A l’époque de Kankou Moussa, la technique s’est améliorée avec la pratique systématique des puits ronds de 90 centimètres de diamètre, creusés tous les 2 à 3 mètres, sur des lignes espacées de 5 mètres environ, pouvant couvrir plusieurs kilomètres dans les couloirs minéralisés en or. Les puits étant reliés entre eux par des galeries. La méthode d’exploitation était basée sur un traitement gravimétrique n’utilisant que l’eau et la calebasse.
Les deux grandes régions aurifères du Mali (Bambouk et Bouré) étaient systématiquement orpaillées au temps de Mansa Moussa. Les traces de ces travaux sont encore visibles de nos jours.
Dans la mine de Kodiéran, par exemple, on trouve plus de 150 000 puits d’orpaillage qui datent de cette période. De mémoire d’homme, ils sont antérieurs à l’installation de l’actuelle population peuhle du Wassoulou, qui date de plusieurs siècles.
L’orpaillage a permis à Kankou Moussa de produire l’or avec lequel il a organisé son célèbre pèlerinage entre 1324 et 1327.
Les chroniqueurs arabes ont gardé le souvenir des fastes de cette caravane impressionnante. Le souverain malien, accompagné de plusieurs milliers de personnes, emporta une si grande quantité d’or (plusieurs tonnes) que le cours du métal jaune baissa plusieurs années. Cet or a permis d’étendre la renommée du Mali et sa légende d’empire doré.
Homme de paix, pieux et généreux, Kankou Moussa dépensa toutes les réserves d’or qu’il avait apportées pendant son pèlerinage et dû financer son voyage retour par l’émission du premier emprunt en or de l’histoire des faits économiques et financiers. Il fut souscrit par des riches commerçants d’Alexandrie en Egypte. Les représentants de ces créanciers l’accompagnèrent jusqu’à Tombouctou où il les installa loin des zones de production d’or et où il construisit la mosquée Djingareyber. Lui, il continua jusqu’à sa capitale au sud Kangaba où il redynamisa la production d’or dans le Bambouk et le Bouré. Une partie de cette production d’or lui permit de rembourser ses créanciers.

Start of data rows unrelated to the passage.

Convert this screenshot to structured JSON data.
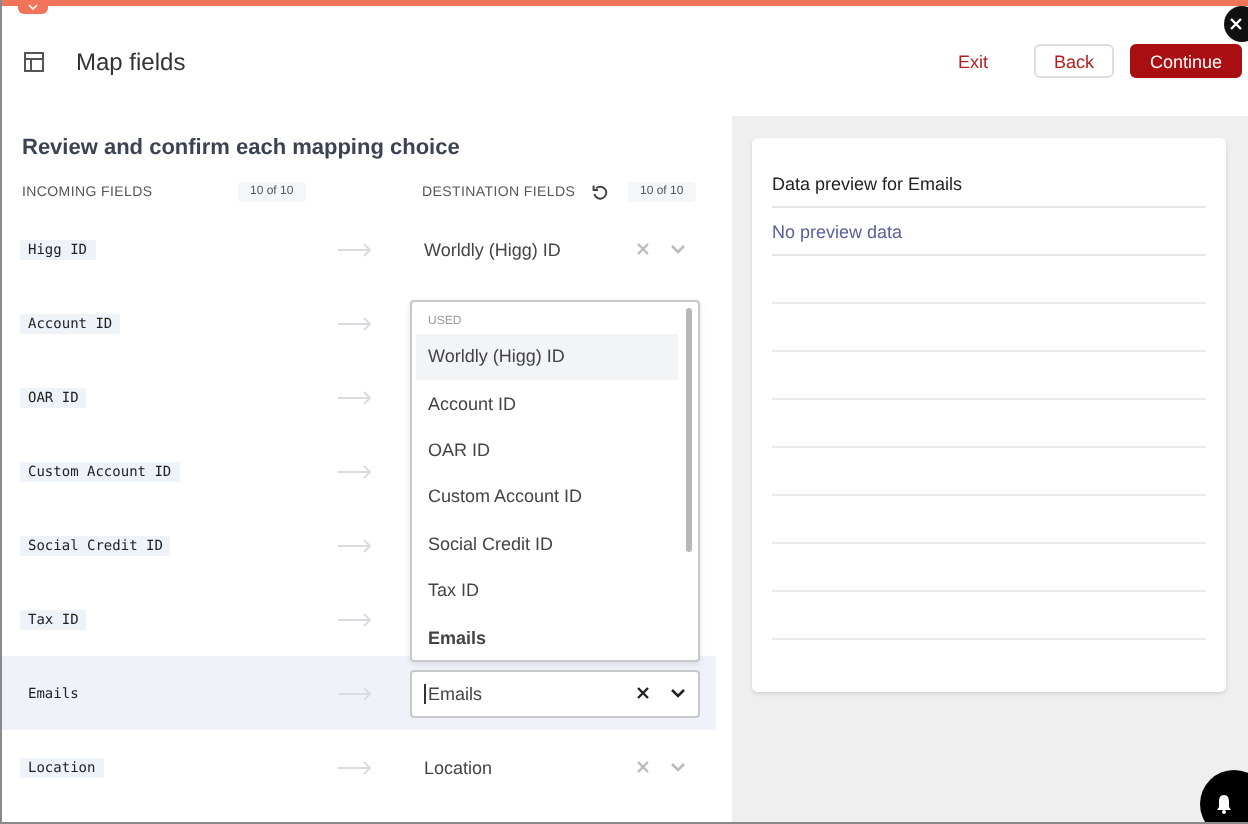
{
  "header": {
    "title": "Map fields",
    "buttons": [
      {
        "label": "Exit",
        "kind": "link"
      },
      {
        "label": "Back",
        "kind": "secondary"
      },
      {
        "label": "Continue",
        "kind": "primary"
      }
    ]
  },
  "mapping": {
    "heading": "Review and confirm each mapping choice",
    "incoming_header": "INCOMING FIELDS",
    "incoming_count": "10 of 10",
    "destination_header": "DESTINATION FIELDS",
    "destination_count": "10 of 10",
    "rows": [
      {
        "incoming": "Higg ID",
        "destination": "Worldly (Higg) ID",
        "selected": false
      },
      {
        "incoming": "Account ID",
        "selected": false
      },
      {
        "incoming": "OAR ID",
        "selected": false
      },
      {
        "incoming": "Custom Account ID",
        "selected": false
      },
      {
        "incoming": "Social Credit ID",
        "selected": false
      },
      {
        "incoming": "Tax ID",
        "selected": false
      },
      {
        "incoming": "Emails",
        "destination": "Emails",
        "selected": true,
        "dropdown": {
          "group": "USED",
          "options": [
            {
              "label": "Worldly (Higg) ID",
              "highlighted": true,
              "selected": false
            },
            {
              "label": "Account ID",
              "highlighted": false,
              "selected": false
            },
            {
              "label": "OAR ID",
              "highlighted": false,
              "selected": false
            },
            {
              "label": "Custom Account ID",
              "highlighted": false,
              "selected": false
            },
            {
              "label": "Social Credit ID",
              "highlighted": false,
              "selected": false
            },
            {
              "label": "Tax ID",
              "highlighted": false,
              "selected": false
            },
            {
              "label": "Emails",
              "highlighted": false,
              "selected": true
            }
          ]
        }
      },
      {
        "incoming": "Location",
        "destination": "Location",
        "selected": false
      }
    ]
  },
  "preview": {
    "title": "Data preview for Emails",
    "empty_text": "No preview data"
  }
}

Cette stratégie d’éloignement des étrangers des sites de production d’or contribua à garder la main sur l’exploitation de l’or, préservant ainsi notre potentiel aurifère des prédateurs étrangers.
De cette période à maintenant, en passant par les placers de Samory Touré et de la période coloniale, l’orpaillage n’a pas enregistré une évolution importante dans les techniques utilisées par les communautés villageoises. Les zones d’orpaillage continuent à nos jours d’être le cœur de la régulation économique et sociale des villages environnants.
Le site d’orpaillage de Traorela par exemple, dans la concession de Kodieran, continue d’être le marché de tous les petits villages aux alentours. Cet orpaillage qui a fait la gloire de l’Empire du Mali et qui continue de faire vivre des millions de maliens tout en contribuant de manière significative à l’augmentation des revenus en milieu rural, fera très bientôt l’objet d’un forum national préparé par le département des mines.
Ce forum doit permettre à cette activité de sortir de l’informel pour s’inscrire dans le formel, tout en apportant des solutions à des questions auxquelles sont confrontés les orpailleurs, les sociétés minières et les communautés villageoises. De mon point de vue, les défis à relever lors de ce forum seront de plusieurs ordres :
Réussir la délimitation et la définition des couloirs d’orpaillage dans des zones avec un réel potentiel de production d’or ;
Régler le problème de la coexistence entre les orpailleurs et les sociétés minières, quitte à demander à ces dernières de céder quelques couloirs alluvionnaires aux orpailleurs sur une période définie et des profondeurs maximales à convenir ;
Régler de manière pacifique et à la satisfaction des acteurs concernés, la problématique de la mobilité entre orpailleurs et agriculteurs en période d’hivernage;
Régler le problème de la coexistence de l’orpaillage et de l’élevage ;
Régler le problème de la scolarisation des enfants d’orpailleurs pour éviter le travail des enfants sur les placers d’orpaillage ;
Aider à l’évolution des techniques d’orpaillage pour permettre aux orpailleurs d’augmenter la récupération et leur production d’or, dans le respect de l’environnement;
Permettre aux coopératives d’orpailleurs d’accéder au financement bancaire via la mise en place d’un fonds de garantie dédié ;
Réussir à quantifier l’apport réel de l’orpaillage à l’accroissement du PNB (produit national brut).
Sans avoir la prétention d’être exhaustif, ce sont là autant de questions, auxquelles nous espérons que le forum national sur l’orpaillage apportera des réponses concrètes, permettant enfin à ce secteur de contribuer de manière durable et quantifiable à la croissance économique de notre pays.